Whistling and Light Switch Piece
This is sound pieces consisting of 5 minutes improvised whistling, disrupted by switching the light on/off for each breathing.
The piece as a whole is evolving, and the amount of recordings will grow.
As an experiment, try to play multiple of them at the same time, where you decide which ones to start and when.
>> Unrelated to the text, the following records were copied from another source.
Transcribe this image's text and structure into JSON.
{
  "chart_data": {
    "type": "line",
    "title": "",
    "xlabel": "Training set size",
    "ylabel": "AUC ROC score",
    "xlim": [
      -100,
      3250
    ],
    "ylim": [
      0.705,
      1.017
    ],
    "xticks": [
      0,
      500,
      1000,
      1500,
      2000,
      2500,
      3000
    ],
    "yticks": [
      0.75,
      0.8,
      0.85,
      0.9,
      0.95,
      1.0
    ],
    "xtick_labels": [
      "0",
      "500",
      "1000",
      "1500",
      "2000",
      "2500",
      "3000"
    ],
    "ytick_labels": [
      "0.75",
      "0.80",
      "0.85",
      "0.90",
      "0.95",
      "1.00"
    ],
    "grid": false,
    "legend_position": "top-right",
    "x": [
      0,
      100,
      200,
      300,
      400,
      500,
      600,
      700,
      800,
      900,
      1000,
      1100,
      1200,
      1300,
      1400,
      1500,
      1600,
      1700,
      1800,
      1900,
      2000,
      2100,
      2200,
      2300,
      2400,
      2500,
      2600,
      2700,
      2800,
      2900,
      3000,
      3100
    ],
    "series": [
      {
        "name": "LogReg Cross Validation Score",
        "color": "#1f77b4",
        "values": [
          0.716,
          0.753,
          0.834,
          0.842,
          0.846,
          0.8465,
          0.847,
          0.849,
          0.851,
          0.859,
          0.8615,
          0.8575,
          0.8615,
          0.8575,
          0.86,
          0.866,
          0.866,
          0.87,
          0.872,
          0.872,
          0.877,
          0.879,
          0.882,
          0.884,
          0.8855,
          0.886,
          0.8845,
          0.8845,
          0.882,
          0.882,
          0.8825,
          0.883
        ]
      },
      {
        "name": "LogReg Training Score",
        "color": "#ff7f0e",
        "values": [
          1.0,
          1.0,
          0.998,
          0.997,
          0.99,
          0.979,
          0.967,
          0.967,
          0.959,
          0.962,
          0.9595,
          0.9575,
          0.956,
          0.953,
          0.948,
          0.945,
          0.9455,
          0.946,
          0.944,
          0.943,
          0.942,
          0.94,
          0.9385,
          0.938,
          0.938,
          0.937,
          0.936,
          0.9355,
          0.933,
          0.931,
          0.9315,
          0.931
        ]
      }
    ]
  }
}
The combinations of layered pieces are countless.
Piece I (low volume)
Piece II (broad variation)
Piece III (attempt on monotones)
Pieve IV (semi monotonous)
Piece V (semi monotonous)
Notes on performance (11/07/2022):
Dry libs
Heavy arms at the light switch
A starting headache
The lungs feeling empty
A search for new tones – clear tones – tones of truth
My mouth being tired
My lungs being small
The sound waves’ story of a smaller room than excepted
The switch surprising me – waking me up
The microphones being a strange attachment
Feeling staged
Feeling free
Am I alone?
Do my neighbors hear me?
Lowering my head slowly while sitting
Counting seconds while kissing the air
Seconds running fast
Stressing my breathing
The pulse going up
New sounds entering from the street outside of the apartment
Is this a bad thing?
Hating my sounds (hating myself for doing this)
Not sitting straight
My back is starting to hurt
One sound made me feel good
A surprise
Another sound came out different than excepted – why?
Cutting sharp at five minutes
Instruction manual for piece:
- Sit next to a light switch
- Start whistling
- Start recording
- Switch the light switch for each breath, in or out
- Continue the whistling and switching
- Keep recording for 5 minutes (or sudden period of own wish)
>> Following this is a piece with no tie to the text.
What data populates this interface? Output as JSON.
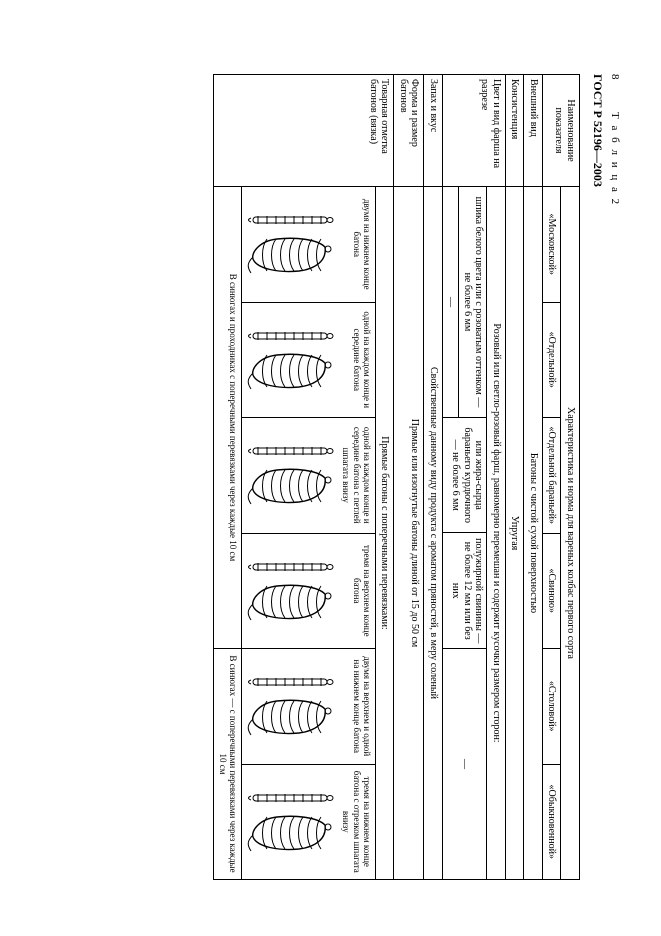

- Keep the raw recording of the piece – included for example the breathing, microphone noise, sounds of the location etc.
The piece is offering a recording of unique sound combinations and conditions – a witness to the variation and chances which we are entangled with.
Your whistling is always already unique – this as a concept is perhaps worth listening to.
Listening is not limited to follow ones breathing, thus it is deeply connected to the breathing we do by ourself, and together.
The concept of turning something ‘on/off’, like a light switch, is challenged by the practice of listening. When is it really ‘on’, when is it really off? Do we even know in presence of listening? Listening is perhaps not something we can turn ‘on’ in the same way as other senses or integrated abilities, and listening is likely easier to turn ‘off’ rather than ‘on’, but we do not necessarily hold any exclusive control over the practice of listening. Listening as practice invites its practicer – we can are not always allowed to enter. The agency of listening much be respected and explored within the context of our limitations. Sometime we are powerless in the presence of of listening.
These pieces have been made due to inspiration from the work of Anna Jermolaeva (b. 1970, St. Petersburg. Lives in Vienna).
Especially the work:
On/Off, 1999
Video, oo’15”, loop
Perhaps a note for justification:
This work is not exactly meaningless, but a claim of meaning is not exactly the claim for the work either.